Ingredients:
Lobster
Seaweed
Red Snapper
Shrimp
Corn
Crabmeat
Scallops
Butter
Eggplant
Cucumber
Tomatoes
Onions
Red Peppers
Olive Oil
Salt and Pepper
Long Hot’s
Potatoes
Directions:
First cut and score the eggplant. Cut up onions, cucumbers, red peppers, and add a little olive oil. Stick the veggies into the oven.
Lobster:
Slice down the middle and crack the claws. Split it open and put it into a pan. Season the lobster to your liking. Add some oil and water so it can steam. Put it into a steamer.
Rue:
Add flower and butter and stir. Add some milk as well to make it thick. Add the crabmeat and scallops into the pan and stir. Add shredded cheese. Add shrimp and parsley into the pot as well.
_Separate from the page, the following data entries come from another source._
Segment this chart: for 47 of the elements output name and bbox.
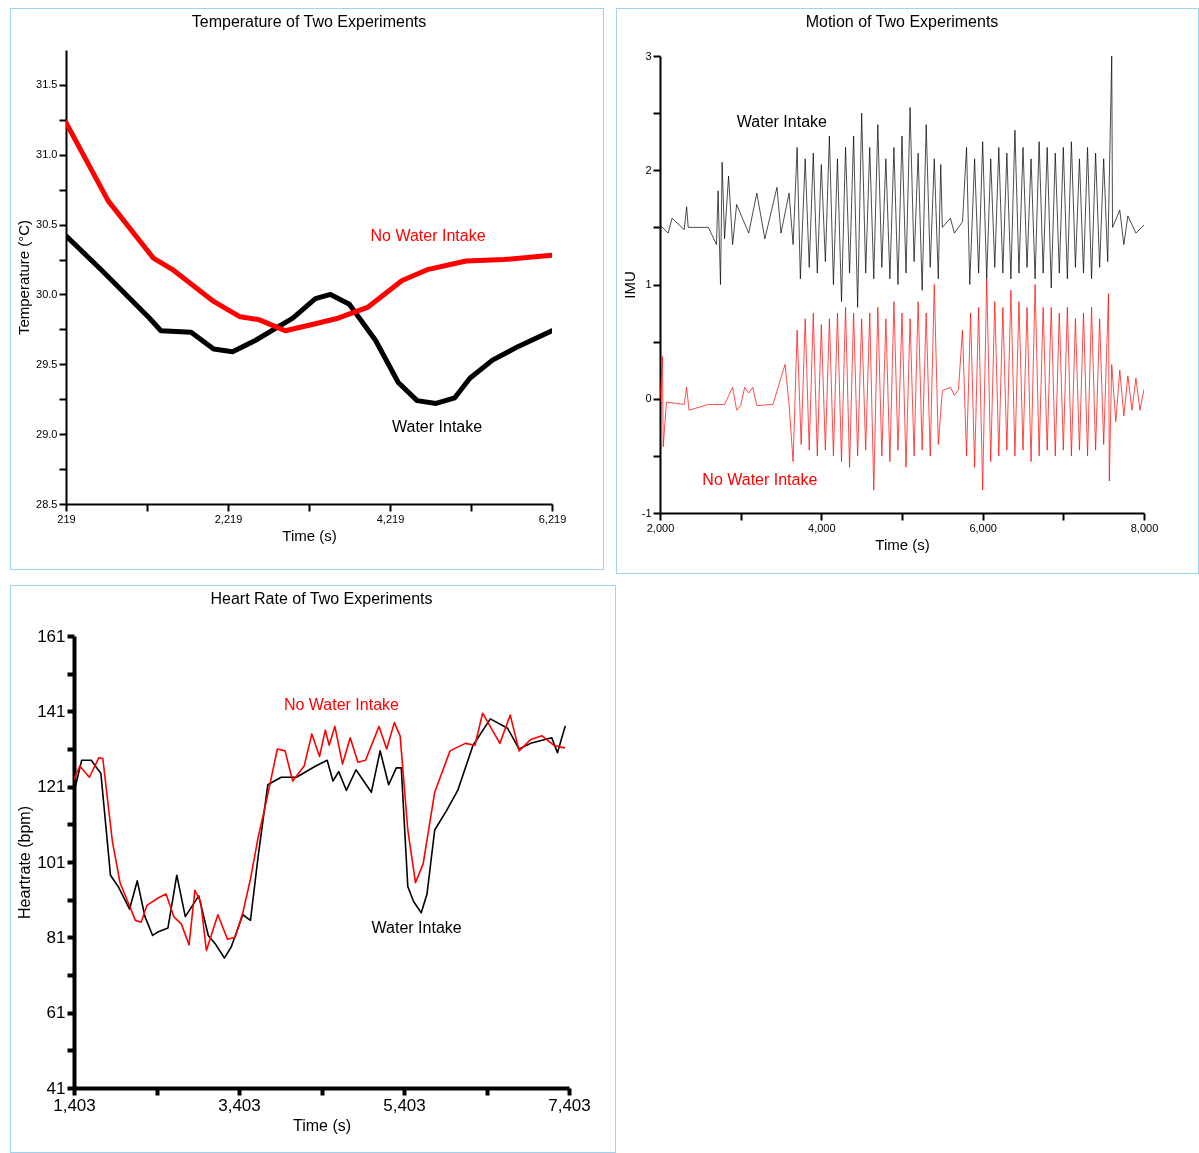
x-tick-label: 7,403 [548, 1095, 591, 1115]
x-tick-label: 3,403 [218, 1095, 261, 1115]
y-tick-label: 29.0 [36, 427, 58, 440]
y-tick-label: 141 [37, 701, 66, 721]
y-tick-label: 28.5 [36, 497, 58, 510]
y-tick-label: 2 [645, 163, 652, 176]
y-tick-label: 3 [645, 49, 652, 62]
line-series [660, 278, 1144, 491]
y-tick-label: 0 [645, 392, 652, 405]
x-tick-label: 4,000 [808, 521, 836, 534]
series-label: Water Intake [392, 418, 483, 436]
x-tick-label: 5,403 [383, 1095, 426, 1115]
x-tick-label: 219 [57, 512, 76, 525]
chart-title: Heart Rate of Two Experiments [210, 590, 433, 607]
series-label: No Water Intake [283, 695, 400, 713]
x-tick-label: 2,000 [646, 521, 675, 534]
y-tick-label: 81 [46, 927, 66, 947]
x-tick-label: 2,219 [214, 512, 243, 525]
x-axis-title: Time (s) [292, 1116, 352, 1134]
y-tick-label: 1 [645, 278, 652, 290]
x-tick-label: 6,000 [969, 521, 997, 534]
x-tick-label: 4,219 [376, 512, 405, 525]
series-label: Water Intake [736, 113, 828, 131]
series-label: Water Intake [371, 918, 462, 936]
series-label: No Water Intake [370, 226, 486, 244]
x-axis-title: Time (s) [875, 535, 930, 553]
x-tick-label: 8,000 [1130, 521, 1159, 534]
series-label: No Water Intake [702, 470, 818, 488]
y-tick-label: -1 [641, 506, 652, 519]
y-tick-label: 29.5 [36, 357, 58, 370]
x-tick-label: 1,403 [53, 1095, 96, 1115]
y-tick-label: 30.5 [36, 218, 58, 231]
y-axis-title: IMU [620, 271, 638, 299]
y-tick-label: 41 [46, 1078, 66, 1098]
y-tick-label: 101 [37, 852, 66, 872]
y-tick-label: 161 [37, 626, 66, 646]
y-tick-label: 31.0 [36, 148, 58, 161]
x-axis-title: Time (s) [282, 526, 337, 544]
chart-title: Temperature of Two Experiments [191, 13, 427, 30]
x-tick-label: 6,219 [538, 512, 567, 525]
y-tick-label: 61 [46, 1003, 66, 1023]
chart-title: Motion of Two Experiments [805, 13, 999, 30]
y-axis-title: Heartrate (bpm) [16, 806, 34, 919]
y-axis-title: Temperature (°C) [15, 219, 33, 336]
y-tick-label: 121 [37, 777, 66, 797]
y-tick-label: 30.0 [36, 287, 58, 300]
y-tick-label: 31.5 [36, 78, 58, 91]
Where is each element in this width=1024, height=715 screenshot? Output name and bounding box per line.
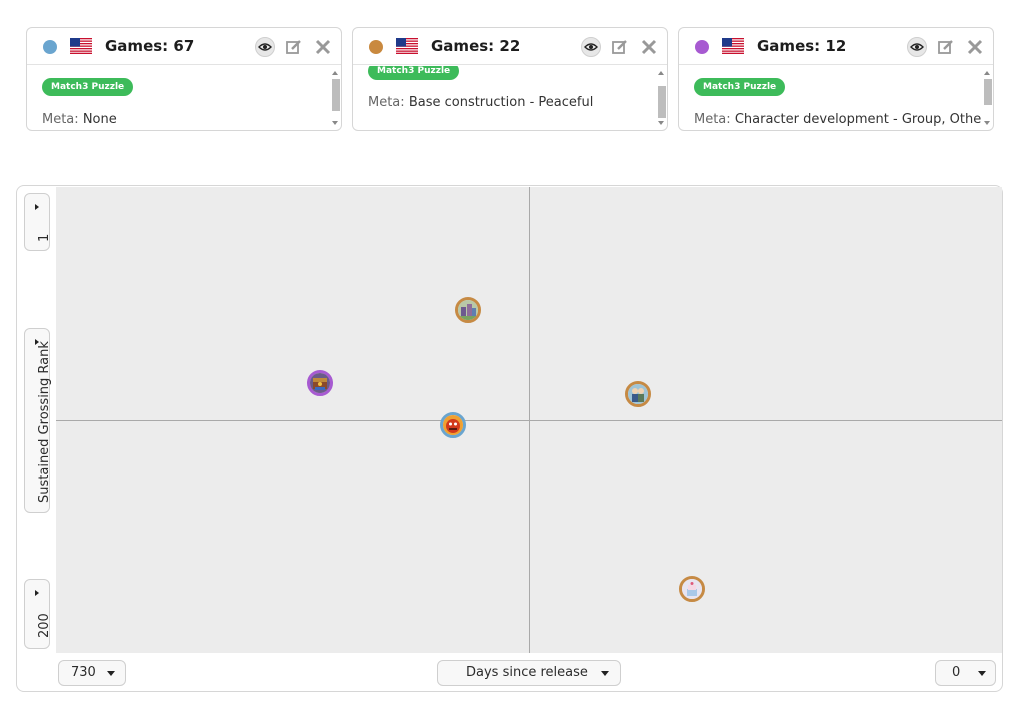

After the veggies are cooked slice them up. Add oil, salt, pepper and some spice to the veggies for flavor. Put some basil on top and squeeze some lemon onto it as well. Steam the potatoes as well.
Spread the rue into the open lobster. Put a little cheese and olive oil into it. Steam them all together.
Take the Red Snapper and add some salt and herbs. Add some olive oil. Precook the snapper. After the precook add the veggies to the snapper as shown.
Then, season the shrimp and mix it all together. Add some olive oil to the bowl of shrimp. Pour the bowl of shrimp into a tray and stick it in the oven.